Les gouvernements allemand, français et italien ont vu le potentiel de développement de l’intelligence artificielle. C’est pourquoi ils ont récemment changé d’attitude et ont publié un accord commun affirmant que l’Europe a besoin d’un cadre réglementaire en matière d’IA qui favorise l’innovation et la concurrence. Ceci est diamétralement opposé à l’attitude réglementaire stricte adoptée auparavant par l’UE. L’UE souhaite réglementer pleinement et imposer des restrictions strictes sur les modèles d’IA les plus puissants. Cependant, l’Allemagne, l’Italie et la France apprécient évidemment la possibilité et la compétitivité des grands modèles développés eux-mêmes et préféreraient sacrifier une partie de leurs pouvoirs réglementaires à cette fin.

L'Allemagne, l'Italie et la France ont souligné dans le document commun que les participants européens devraient s'efforcer de se démarquer dans la compétition mondiale en matière d'intelligence artificielle et de véhiculer la voix et les valeurs de l'Europe. La réglementation de l’IA peut être autorégulée par le biais d’engagements et de codes de conduite des entreprises.

Un membre de l'équipe de négociation du Parlement européen a répondu en qualifiant cela de déclaration de guerre.

Les grands frères furent les premiers à se rebeller.

Les ambitions de l’UE en matière d’intelligence artificielle sont à la fois secrètes et manifestes. Bien que l’UE ait toujours affirmé qu’elle coopérerait avec la communauté internationale pour développer un système mondial de réglementation de l’IA, son objectif est de devenir la principale agence de réglementation de l’intelligence artificielle dans le monde occidental, et la plupart du temps, elle se montre non-conformiste.

À l’heure actuelle, l’Allemagne, l’Italie et la France espèrent s’intégrer aux normes internationales, mais cela représente une trahison de l’UE. On raconte qu'après avoir appris que les trois pays avaient conclu un accord d'association, les négociateurs concernés du Parlement européen ont choisi de se retirer de la réunion des représentants gouvernementaux du Conseil européen et des fonctionnaires de la Commission européenne, et les négociations juridiques au niveau de l'UE sont au point mort.

Les négociateurs ont jusqu’au 6 décembre pour achever les négociations, mais l’espoir semble actuellement mince. Étant donné que le Parlement européen organisera des élections de réélection en juin 2024, il semble difficile pour le cadre réglementaire de l’IA au niveau européen d’adopter une législation avant cette date.

Outre l'Allemagne, l'Italie et la France, d'autres pays de l'UE, notamment l'Espagne, qui assure la présidence tournante du Conseil, ont mis l'accent sur l'élargissement du champ d'application réglementaire de la loi sur l'intelligence artificielle et ont exigé que ces modèles de base soient couverts. Mais avec l’alliance entre l’Allemagne, l’Italie et la France, il sera difficile pour les autres pays de gagner sur ce point.

Harry Borovick, avocat général de la société d'IA Luminance, a souligné que cette décision des trois plus grandes économies européennes pourrait plonger les discussions réglementaires de l'UE dans le chaos. Le document commun est certes bon pour les affaires, mais son effet n'est pas grand car il repose sur la base volontaire de l'entreprise. Mais le document divisera certainement l’UE et retardera les discussions.

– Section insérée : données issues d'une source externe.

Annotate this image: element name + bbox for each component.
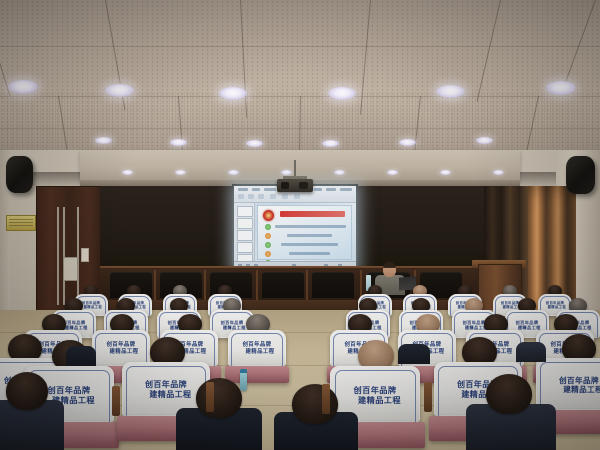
audience-head-foreground: [196, 378, 242, 418]
audience-seat: 创百年品牌 建精品工程: [536, 358, 600, 410]
bullet-text-line: [287, 234, 332, 237]
soffit-downlight: [175, 170, 186, 175]
chair-cover-line1: 创百年品牌: [559, 376, 599, 385]
presenter-head: [383, 262, 396, 277]
chair-cover-line2: 建精品工程: [538, 305, 572, 309]
projector-vent-icon: [299, 182, 308, 189]
head-table-divider: [306, 270, 308, 300]
audience-seat: 创百年品牌 建精品工程: [228, 330, 286, 366]
slide-thumbnail[interactable]: [237, 230, 253, 241]
bullet-dot-icon: [265, 233, 271, 239]
chair-cover-line1: 创百年品牌: [354, 385, 397, 395]
audience-seat: 创百年品牌 建精品工程: [92, 330, 150, 366]
slide-bullet-row: [265, 251, 346, 257]
ceiling-downlight: [8, 80, 38, 94]
slide-bullet-row: [265, 233, 346, 239]
soffit-downlight: [440, 170, 451, 175]
bullet-text-line: [289, 252, 330, 255]
projected-image: [234, 186, 356, 270]
light-switch[interactable]: [81, 248, 89, 262]
chair-cover-line2: 建精品工程: [228, 349, 286, 356]
wall-plaque: [6, 215, 36, 231]
projector-lens-icon: [281, 182, 289, 189]
audience-head-foreground: [6, 372, 48, 410]
chair-cover-line2: 建精品工程: [505, 325, 549, 330]
chair-cover-line1: 创百年品牌: [516, 320, 539, 325]
ceiling-downlight: [95, 137, 112, 144]
slide-thumbnail-pane[interactable]: [234, 203, 255, 262]
chair-cover-text: 创百年品牌 建精品工程: [330, 385, 420, 405]
bullet-dot-icon: [265, 251, 271, 257]
plaque-line: [9, 222, 33, 223]
slide-thumbnail[interactable]: [237, 206, 253, 217]
head-table-divider: [154, 270, 156, 300]
ceiling-downlight: [436, 85, 465, 98]
red-round-emblem-icon: [263, 210, 274, 221]
chair-cover-text: 创百年品牌 建精品工程: [92, 342, 150, 355]
audience-head-foreground: [486, 374, 532, 414]
wall-speaker-left-icon: [6, 156, 33, 193]
ceiling: [0, 0, 600, 172]
chair-cover-line2: 建精品工程: [330, 395, 420, 405]
chair-cover-line1: 创百年品牌: [221, 320, 244, 325]
front-wall-panel-left: [100, 186, 232, 270]
chair-armrest: [206, 382, 214, 412]
ceiling-downlight: [328, 87, 356, 100]
slide-bullet-row: [265, 224, 346, 230]
water-bottle: [240, 372, 247, 391]
soffit-downlight: [334, 170, 345, 175]
slide-title-bar: [280, 211, 345, 217]
front-wall-panel-right: [356, 186, 484, 270]
chair-cover-line2: 建精品工程: [92, 349, 150, 356]
ceiling-downlight: [322, 140, 339, 147]
conference-hall-photo: 创百年品牌 建精品工程 创百年品牌 建精品工程 创百年品牌 建精品工程 创百年品…: [0, 0, 600, 450]
soffit-downlight: [122, 170, 133, 175]
chair-cover-line1: 创百年品牌: [243, 342, 272, 348]
chair-cover: 创百年品牌 建精品工程: [536, 358, 600, 410]
chair-seat-body: [225, 366, 290, 383]
door-push-plate[interactable]: [63, 257, 78, 281]
plaque-line: [9, 219, 33, 220]
ceiling-downlight: [105, 84, 134, 97]
chair-cover-line1: 创百年品牌: [463, 320, 486, 325]
ceiling-projector: [277, 179, 313, 192]
slide-bullet-row: [265, 242, 346, 248]
soffit-downlight: [228, 170, 239, 175]
ceiling-downlight: [170, 139, 187, 146]
head-table-divider: [204, 270, 206, 300]
bullet-dot-icon: [265, 242, 271, 248]
audience-shoulders: [398, 344, 430, 364]
chair-cover-line1: 创百年品牌: [48, 385, 91, 395]
ceiling-rail: [0, 46, 600, 47]
ceiling-downlight: [546, 81, 576, 95]
head-table-divider: [256, 270, 258, 300]
ceiling-downlight: [219, 87, 247, 100]
chair-cover-line1: 创百年品牌: [145, 380, 187, 389]
soffit-downlight: [281, 170, 292, 175]
slide-thumbnail[interactable]: [237, 218, 253, 229]
chair-cover-text: 创百年品牌 建精品工程: [538, 301, 572, 309]
audience-shoulders: [66, 346, 96, 366]
audience-head-foreground: [292, 384, 338, 424]
soffit-downlight: [387, 170, 398, 175]
ceiling-downlight: [476, 137, 493, 144]
water-bottle-cap: [240, 369, 247, 373]
slide-thumbnail[interactable]: [237, 242, 253, 253]
ceiling-downlight: [399, 139, 416, 146]
ceiling-downlight: [246, 140, 263, 147]
chair-cover-line2: 建精品工程: [536, 385, 600, 394]
plaque-line: [9, 225, 33, 226]
door-handle-bar[interactable]: [57, 207, 59, 304]
chair-cover-text: 创百年品牌 建精品工程: [505, 320, 549, 330]
chair-armrest: [322, 384, 330, 414]
bullet-text-line: [281, 243, 338, 246]
head-table-chair: [262, 272, 304, 298]
soffit-downlight: [493, 170, 504, 175]
chair-armrest: [424, 382, 432, 412]
head-table-chair: [312, 272, 354, 298]
wall-speaker-right-icon: [566, 156, 595, 194]
chair-cover: 创百年品牌 建精品工程: [92, 330, 150, 366]
bullet-dot-icon: [265, 224, 271, 230]
chair-cover: 创百年品牌 建精品工程: [228, 330, 286, 366]
audience-shoulders: [516, 342, 546, 362]
chair-cover-text: 创百年品牌 建精品工程: [536, 376, 600, 395]
chair-armrest: [112, 386, 120, 416]
chair-cover-text: 创百年品牌 建精品工程: [228, 342, 286, 355]
projection-screen: [232, 184, 358, 272]
active-slide: [257, 205, 352, 260]
bullet-text-line: [275, 225, 346, 228]
chair-cover-line1: 创百年品牌: [107, 342, 136, 348]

Comment le drame d’OpenAI a choqué l’Europe

Un point très controversé est que l'Allemagne, l'Italie et la France espèrent assouplir la réglementation sur les modèles de base et encourager l'autonomie de l'industrie, mais cette idée est considérée par certains comme aussi ridicule que "les habits neufs de l'empereur".

L'informaticien canadien Yoshua Bengio a souligné qu'il était insensé d'ignorer la gestion des modèles de base et que le projet de loi sur l'intelligence artificielle de l'UE serait la loi de la jungle. Les systèmes d’intelligence artificielle inoffensifs sont strictement réglementés dans l’UE, mais les modèles dangereux ou potentiellement dangereux restent impunis.

A cette époque, la bataille du palais OpenAI de l'autre côté de l'océan a également choqué l'Union européenne. Brando Benifei, l'un des deux négociateurs au Parlement européen, a souligné que la situation d'OpenAI montre que les gouvernements ne peuvent pas s'appuyer sur des accords volontaires négociés par les leaders de l'industrie.

La ministre néerlandaise du Numérique, Alexandra van Huffelen, a également ajouté que les luttes internes d’OpenAI ont mis en évidence les lacunes du manque de transparence de l’industrie de l’IA et sa dépendance excessive à l’égard de quelques grandes entreprises, ce qui a souligné la nécessité d’une réglementation.